Well-founded recursion by repeated division

Question

Suppose I have some natural numbers d ≥ 2 and n > 0; in this case, I can split off the d's from n and get n = m * d^k, where m is not divisible by d.

I'd like to use this repeated removal of the d-divisible parts as a recursion scheme; so I thought I'd make a datatype for the Steps leading to m:

import Data.Nat.DivMod

data Steps: (d : Nat) -> {auto dValid: d `GTE` 2} -> (n : Nat) -> Type where
  Base: (rem: Nat) -> (rem `GT` 0) -> (rem `LT` d) -> (quot : Nat) -> Steps d {dValid} (rem + quot * d)
  Step: Steps d {dValid} n -> Steps d {dValid} (n * d)

and write a recursive function that computes the Steps for a given pair of d and n:

total lemma: x * y `GT` 0 -> x `GT` 0
lemma {x = Z} LTEZero impossible
lemma {x = Z} (LTESucc _) impossible
lemma {x = (S k)} prf = LTESucc LTEZero

steps : (d : Nat) -> {auto dValid: d `GTE` 2} -> (n : Nat) -> {auto nValid: n `GT` 0} -> Steps d {dValid} n
steps Z {dValid = LTEZero} _ impossible
steps Z {dValid = (LTESucc _)} _ impossible
steps (S d) {dValid} n {nValid} with (divMod n d)
  steps (S d) (q * S d) {nValid} | MkDivMod q Z _ = Step (steps (S d) {dValid} q {nValid = lemma nValid})
  steps (S d) (S rem + q * S d) | MkDivMod q (S rem) remSmall = Base (S rem) (LTESucc LTEZero) remSmall q

However, steps is not accepted as total since there's no apparent reason why the recursive call is well-founded (there's no structural relationship between q and n).

But I also have a function

total wf : (S x) `LT` (S x) * S (S y)

with a boring proof.

Can I use wf in the definition of steps to explain to Idris that steps is total?

Answer 1

Here is one way of using well-founded recursion to do what you're asking. I'm sure though, that there is a better way. In what follows I'm going to use the standard LT function, which allows us to achieve our goal, but there some obstacles we will need to work around.

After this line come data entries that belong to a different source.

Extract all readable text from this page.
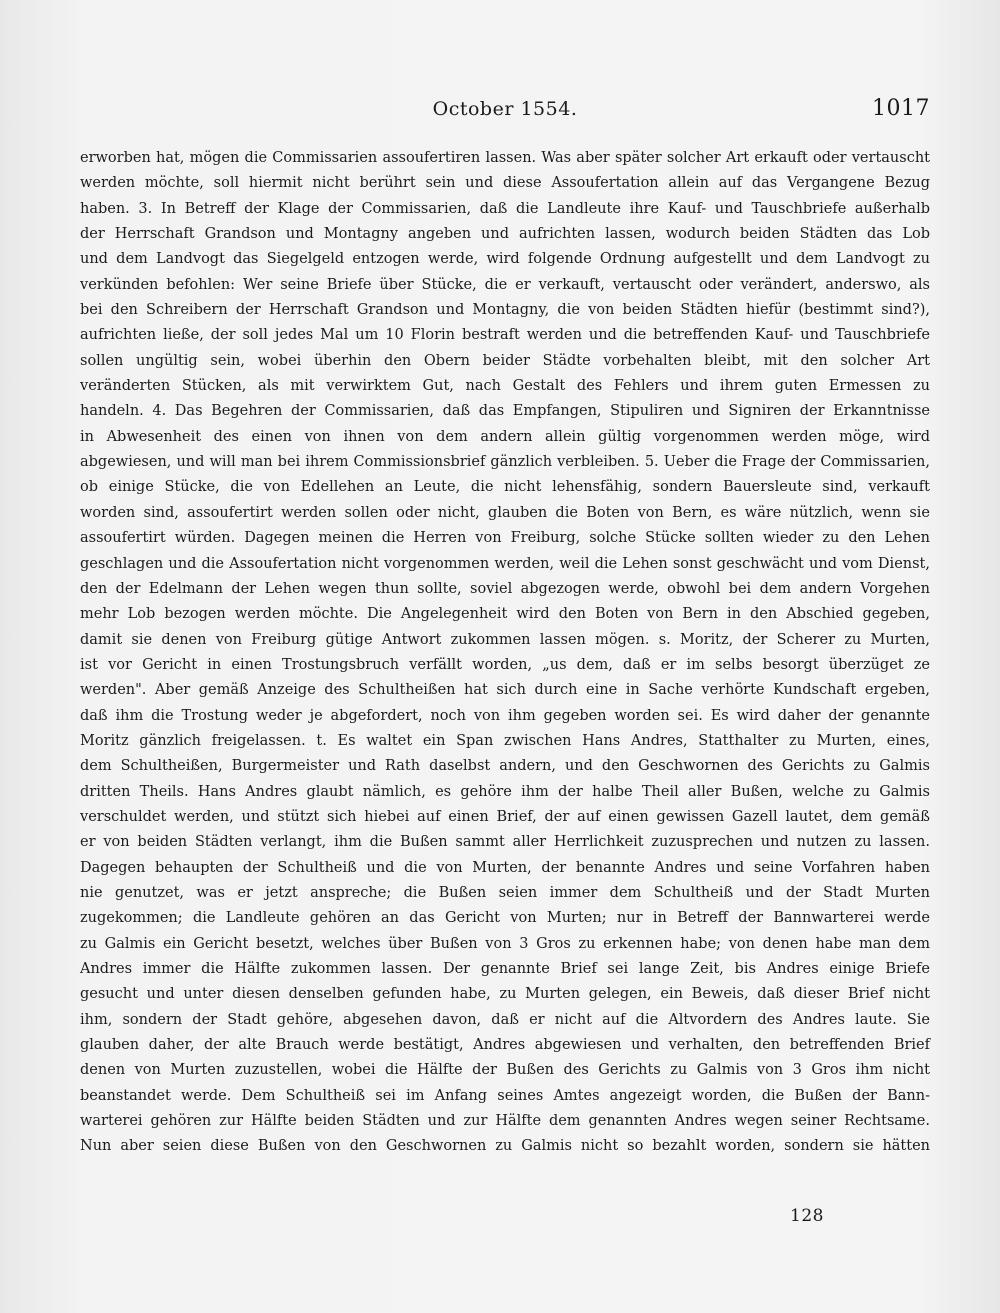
October 1554.	1017
erworben hat, mögen die Commissarien assoufertiren lassen. Was aber später solcher Art erkauft oder vertauscht
werden möchte, soll hiermit nicht berührt sein und diese Assoufertation allein auf das Vergangene Bezug
haben. 3. In Betreff der Klage der Commissarien, daß die Landleute ihre Kauf- und Tauschbriefe außerhalb
der Herrschaft Grandson und Montagny angeben und aufrichten lassen, wodurch beiden Städten das Lob
und dem Landvogt das Siegelgeld entzogen werde, wird folgende Ordnung aufgestellt und dem Landvogt zu
verkünden befohlen: Wer seine Briefe über Stücke, die er verkauft, vertauscht oder verändert, anderswo, als
bei den Schreibern der Herrschaft Grandson und Montagny, die von beiden Städten hiefür (bestimmt sind?),
aufrichten ließe, der soll jedes Mal um 10 Florin bestraft werden und die betreffenden Kauf- und Tauschbriefe
sollen ungültig sein, wobei überhin den Obern beider Städte vorbehalten bleibt, mit den solcher Art
veränderten Stücken, als mit verwirktem Gut, nach Gestalt des Fehlers und ihrem guten Ermessen zu
handeln. 4. Das Begehren der Commissarien, daß das Empfangen, Stipuliren und Signiren der Erkanntnisse
in Abwesenheit des einen von ihnen von dem andern allein gültig vorgenommen werden möge, wird
abgewiesen, und will man bei ihrem Commissionsbrief gänzlich verbleiben. 5. Ueber die Frage der Commissarien,
ob einige Stücke, die von Edellehen an Leute, die nicht lehensfähig, sondern Bauersleute sind, verkauft
worden sind, assoufertirt werden sollen oder nicht, glauben die Boten von Bern, es wäre nützlich, wenn sie
assoufertirt würden. Dagegen meinen die Herren von Freiburg, solche Stücke sollten wieder zu den Lehen
geschlagen und die Assoufertation nicht vorgenommen werden, weil die Lehen sonst geschwächt und vom Dienst,
den der Edelmann der Lehen wegen thun sollte, soviel abgezogen werde, obwohl bei dem andern Vorgehen
mehr Lob bezogen werden möchte. Die Angelegenheit wird den Boten von Bern in den Abschied gegeben,
damit sie denen von Freiburg gütige Antwort zukommen lassen mögen. s. Moritz, der Scherer zu Murten,
ist vor Gericht in einen Trostungsbruch verfällt worden, „us dem, daß er im selbs besorgt überzüget ze
werden". Aber gemäß Anzeige des Schultheißen hat sich durch eine in Sache verhörte Kundschaft ergeben,
daß ihm die Trostung weder je abgefordert, noch von ihm gegeben worden sei. Es wird daher der genannte
Moritz gänzlich freigelassen. t. Es waltet ein Span zwischen Hans Andres, Statthalter zu Murten, eines,
dem Schultheißen, Burgermeister und Rath daselbst andern, und den Geschwornen des Gerichts zu Galmis
dritten Theils. Hans Andres glaubt nämlich, es gehöre ihm der halbe Theil aller Bußen, welche zu Galmis
verschuldet werden, und stützt sich hiebei auf einen Brief, der auf einen gewissen Gazell lautet, dem gemäß
er von beiden Städten verlangt, ihm die Bußen sammt aller Herrlichkeit zuzusprechen und nutzen zu lassen.
Dagegen behaupten der Schultheiß und die von Murten, der benannte Andres und seine Vorfahren haben
nie genutzet, was er jetzt anspreche; die Bußen seien immer dem Schultheiß und der Stadt Murten
zugekommen; die Landleute gehören an das Gericht von Murten; nur in Betreff der Bannwarterei werde
zu Galmis ein Gericht besetzt, welches über Bußen von 3 Gros zu erkennen habe; von denen habe man dem
Andres immer die Hälfte zukommen lassen. Der genannte Brief sei lange Zeit, bis Andres einige Briefe
gesucht und unter diesen denselben gefunden habe, zu Murten gelegen, ein Beweis, daß dieser Brief nicht
ihm, sondern der Stadt gehöre, abgesehen davon, daß er nicht auf die Altvordern des Andres laute. Sie
glauben daher, der alte Brauch werde bestätigt, Andres abgewiesen und verhalten, den betreffenden Brief
denen von Murten zuzustellen, wobei die Hälfte der Bußen des Gerichts zu Galmis von 3 Gros ihm nicht
beanstandet werde. Dem Schultheiß sei im Anfang seines Amtes angezeigt worden, die Bußen der Bann-
warterei gehören zur Hälfte beiden Städten und zur Hälfte dem genannten Andres wegen seiner Rechtsame.
Nun aber seien diese Bußen von den Geschwornen zu Galmis nicht so bezahlt worden, sondern sie hätten
128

Unfortunately, LT is a function, not a type constructor or a data constructor, which means we cannot define an implementation of the WellFounded typeclass for LT. The following code is a workaround for this situation:

total
accIndLt : {P : Nat -> Type} ->
         (step : (x : Nat) -> ((y : Nat) -> LT y x -> P y) -> P x) ->
         (z : Nat) -> Accessible LT z -> P z
accIndLt {P} step z (Access f) =
  step z $ \y, lt => accIndLt {P} step y (f y lt)

total
wfIndLt : {P : Nat -> Type} ->
        (step : (x : Nat) -> ((y : Nat) -> LT y x -> P y) -> P x) ->
        (x : Nat) -> P x
wfIndLt step x = accIndLt step x (ltAccessible x)

We are going to need some helper lemmas dealing with the less than relation, the lemmas can be found in this gist (Order module). It's a subset of my personal library which I recently started. I'm sure the proofs of the helper lemmas can be minimized, but it wasn't my goal here.

After importing the Order module, we can solve the problem (I slightly modified the original code, it's not difficult to change it or write a wrapper to have the original type):

total
steps : (n : Nat) -> {auto nValid : 0 `LT` n} -> (d : Nat) -> Steps (S (S d)) n
steps n {nValid} d = wfIndLt {P = P} step n d nValid
  where
    P : (n : Nat) -> Type
    P n = (d : Nat) -> (nV : 0 `LT` n) -> Steps (S (S d)) n

    step : (n : Nat) -> (rec : (q : Nat) -> q `LT` n -> P q) -> P n
    step n rec d nV with (divMod n (S d))
      step (S r + q * S (S d)) rec d nV | (MkDivMod q (S r) prf) =
        Base (S r) (LTESucc LTEZero) prf q
      step (Z + q * S (S d))       rec d nV | (MkDivMod q Z     _) =
        let qGt0 = multLtNonZeroArgumentsLeft nV in
        let lt = multLtSelfRight (S (S d)) qGt0 (LTESucc (LTESucc LTEZero)) in
        Step (rec q lt d qGt0)

I modeled steps after the divMod function from the contrib/Data/Nat/DivMod/IteratedSubtraction.idr module.

Full code is available here.

Warning: the totality checker (as of Idris 0.99, release version) does not accept steps as total. It has been recently fixed and works for our problem (I tested it with Idris 0.99-git:17f0899c).